Seviyesiz buluyorum. Ama bence bu seviyesizlik her şeyde. Bir ülkede bir şeyin çivisi çıktı mı, her şeyde çıkar. Sanatta da, siyasette de, ticarette de...

Beğendiğiniz isimler var mı? Mesela Cem Yılmaz, Şahan Gökbakar... 

Böyle şeyleri hiç sevmem, bunlar magazine girer. “Kamil Bey iyidir, Mehmet Ali Bey çok kötüdür...” bu gibi sözleri medya çok yanlış kullanıyor. Yaşım ve mesleğim gereği herkesi eleştirmeye hakkım vardır ama o hakkımı kullanmıyorum.


Hocalık yapıyorsunuz, nasıl gidiyor? 

Pedagoji okumadım hoca olmak için. Akademisyen de değilim. O yüzden bizi üniversitelerde ‘öğretim görevlisi’ olarak tanımlarlar. Bilginin mutfağından yetiştiğim için öğrendiklerimi öğrencilerime nakletmeye çalışıyorum. Mümkün olursa kabare tiyatrosunu yaşatmak için eleman yetiştirmeye çalışıyorum.
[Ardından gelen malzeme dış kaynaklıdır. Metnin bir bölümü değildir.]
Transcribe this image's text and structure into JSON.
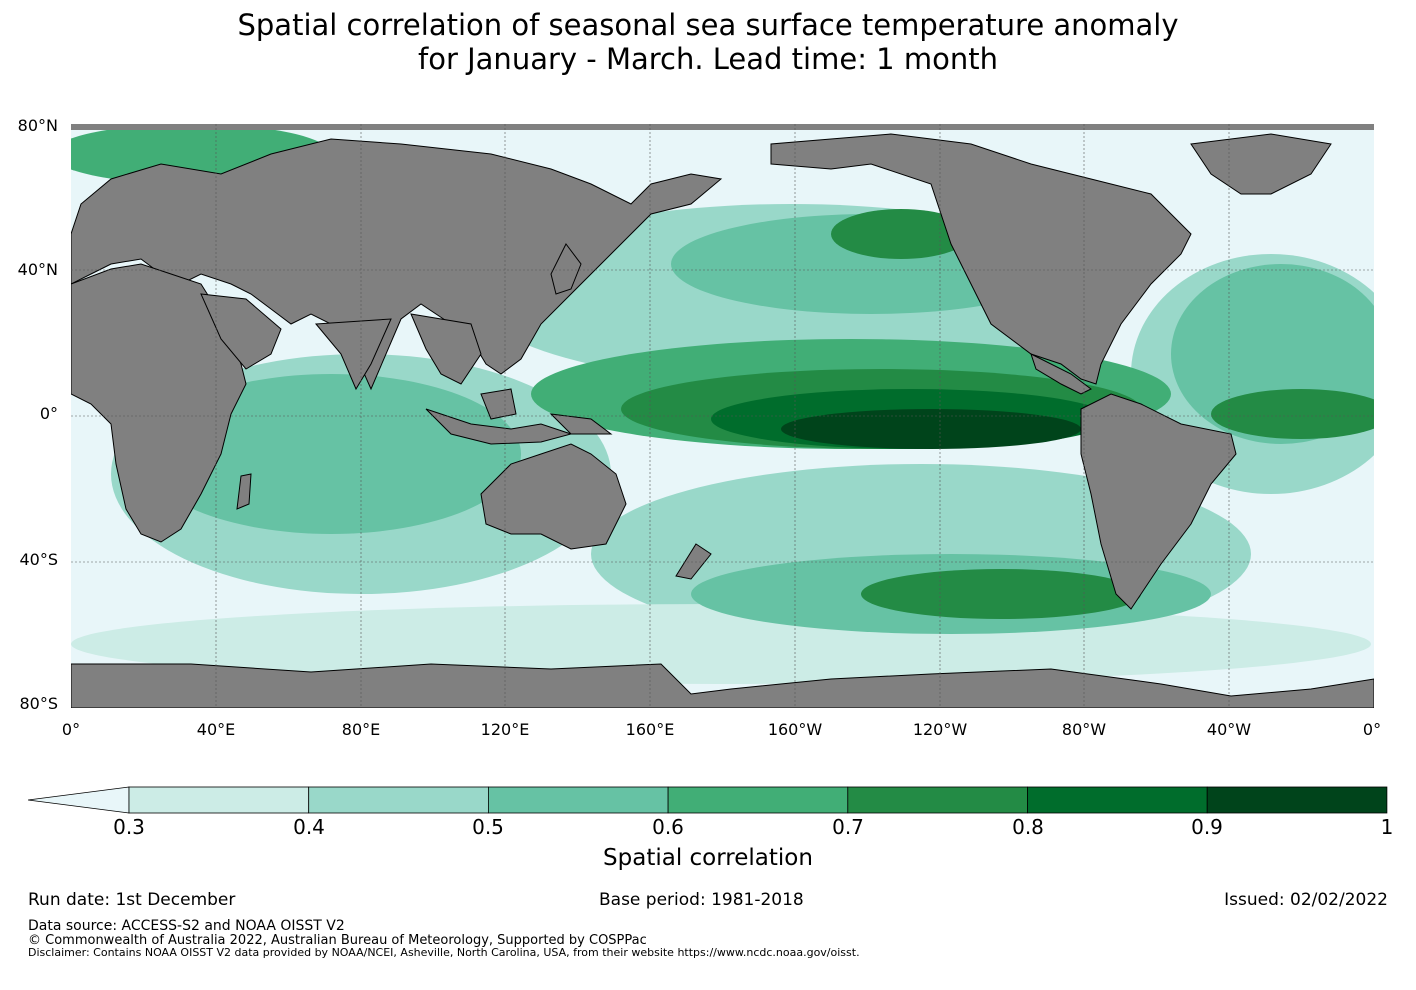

Reklam dışında film, dizi projeleriniz var mı? 

Reklam dışında şu an yok. Çok proje geliyor ama biraz fazla seçici oldum. İhtiyarladık, yaşlandıkça da huysuz olduk, her şeye evet diyemiyoruz. Aşağı yukarı dört beş senaryoya hayır dedim, o filmler de tutmadı.


Yeni jenerasyon oyuncular dudak uçuklatan ücretler alıyor. Sizin döneminizde nasıldı? 

Daha iyi olduğu dönemler de, daha kötü olduğu dönemler de oldu. ‘Hastane’ dizisini yaptığımız dönemde bugünkünden daha çok para alıyorduk. Bugün dizide bölüm başına 150 binler, reklamlarda 5-6 milyonlar telaffuz ediliyor. Gerçekten ödeniyor mu bilmiyorum. Ben dizide bölüm başına 50 bin lira alıyorum.

Onun altında olmaz mı diyorsunuz? 

Olmaz tabii. Bu yaşa gelmişim. Bir de şu var bizde, “Biraz da hatır için olsun...” Niye hatır için olsun? Bu yaşımda bedelimi vereceksiniz.


Yeşilçam’ın ünlülerini bir bir kaybediyoruz. En son Münir Özkul’u kaybettik... 

Bana bunları sormayın. ‘Köyden İndim Şehire’ filmimiz var ya, geçenlerde yine izledim. Kemal ( Sunal ), Halit ( Akçatepe ), Zeki... Hepsi gitmiş, bir ben kalmışım yaşayan. Ne acı... Değişmeyen tek son ölüm.

Size herkes gülüyor da, sizin güldüğünüz kimse var mı? 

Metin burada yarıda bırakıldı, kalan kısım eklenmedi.